Bei mir ist auch was tolles passiert spiel ja auch hunter


Da droppt so bei nem boss irgend ein ring (für hunter) mit viel trefferwertung etc. und dann ist ne kackplatte dazugekommen und ich hab mich natürlich verklickt dachte  immer der ring kommt bedarf den rest X ^^ naja ich hab X mit mitn bedarf verwechselt ist mir nur einmal passiert im leben und du wirst gleich psychisch fertig gemacht .... ^^. 


Naja es stimmt wirklich ich das kiddys hunter spielen. ich spiel so mach mir ein  twink gut. da ladet mich grad so einer ein der lvl 5 oda so war ich 10 ^^  er war hunter gut, dann hat der NOCH SPRACHCHAT aktiviert und wollte mit mir reden ^^ wie alt ich bin ... lol dann erzählt der mir noch das seine hawara auch huner spielen und ich gleich:" Kindische Hunter kann man auf diesen server nicht gebrauchen" und hab eben die gruppe verlassen.. ^^




sry für rechtschreib oda sonstige fehler xD es ist 3 UHR ^^


----------



## BimmBamm (5. Juli 2008)

Yadiz schrieb:


> @Ahshen: Satzzeichen sind keine Rudeltiere.

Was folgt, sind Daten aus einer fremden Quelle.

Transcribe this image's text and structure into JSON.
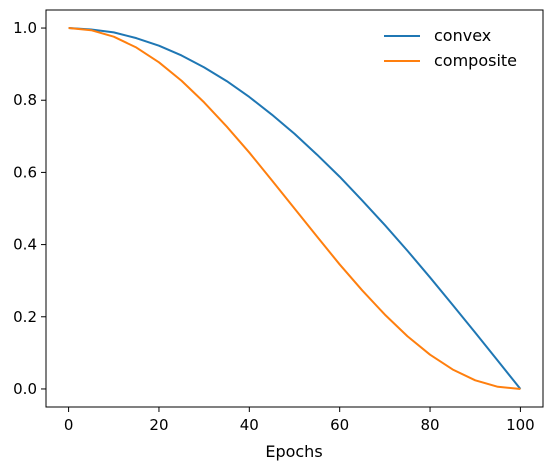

Sorry, aber bei dem Satz hakt es bei mir gerade mal ganz aus! Irgendwann brachte mal ein Privatsender eine sogenannte "Kultursendung" (die senden das nur, um eine bestimmte Quote "Qualitätsbildungsfernsehen" einzuhalten, damit es die Steuerausgaben senkt), in der ein "Fachmann" über Schulamokläufer sinnierte. Im Laufe des Gespräches definierte dieser Experte den Amokläufer als "Apokalyptiker des Risikos" (es gibt ein schriftliches Protokoll, indem ich mit einem Sozialpädagogen über "Restrisikoapokalyptiker" debattiere, das lediglich von länger andauernden Lachanfällen unterbrochen wurde).

"Satzzeichen sind keine Rudeltiere" spielt nicht ganz in dieser Liga, ist aber nahe dran. Und ich meine das nicht etwa abwertend!  

Vielen Dank dafür!

Bimmbamm


----------



## alpacino61 (5. Juli 2008)

Also spiele selber n Jäger.
Hab bisjetzt noch niemand irgendwas weggewürfel selbst wenn die Stats die ich brauch auf ner Waffe draufwaren
und ich die nich geskillt hab - Gier.
Dein Problem liegt darin, dass es einfach viel zu viele Jäger gibt.
Ich hab mich vorher ausgiebig über die Klasse informiert weiß was wichtig ist und frag eig sogar die Grp
vorher nochmal ob ich Bedarf machen kann oder es vorher noch jemand dringender brauch.
Aber man muss auch zugestehen, dass viele andere Klassen das genauso machen.
Das sind eben auch Klassen die oft von Spielern gewählt werden wenn sie sich einen ihrer
ersten Chars erstellen z.b Krieger.
Ich hab schon oft erlebt dass n 65er Bedarf auf Schwere Rüstung mit +Heal und + Spell Crit gemacht hat
Aber da muss man durch so ist eben World of Warcraft.

MFG

Nyor


----------



## Jantal (5. Juli 2008)

Ich finde es immer wieder toll von euch 
wie ihr einzelne (Ninja Looter) über die ganze Gruppe
Der Jäger stellt
Ich kann euch von jeder Klasse erzählen die auf Items Bedarf gewürfelt haben
und die Sachen verkauft haben
Aber ja es sind immer die Jäger


----------



## lord just (5. Juli 2008)

also man darf das nicht so verallgemeinern.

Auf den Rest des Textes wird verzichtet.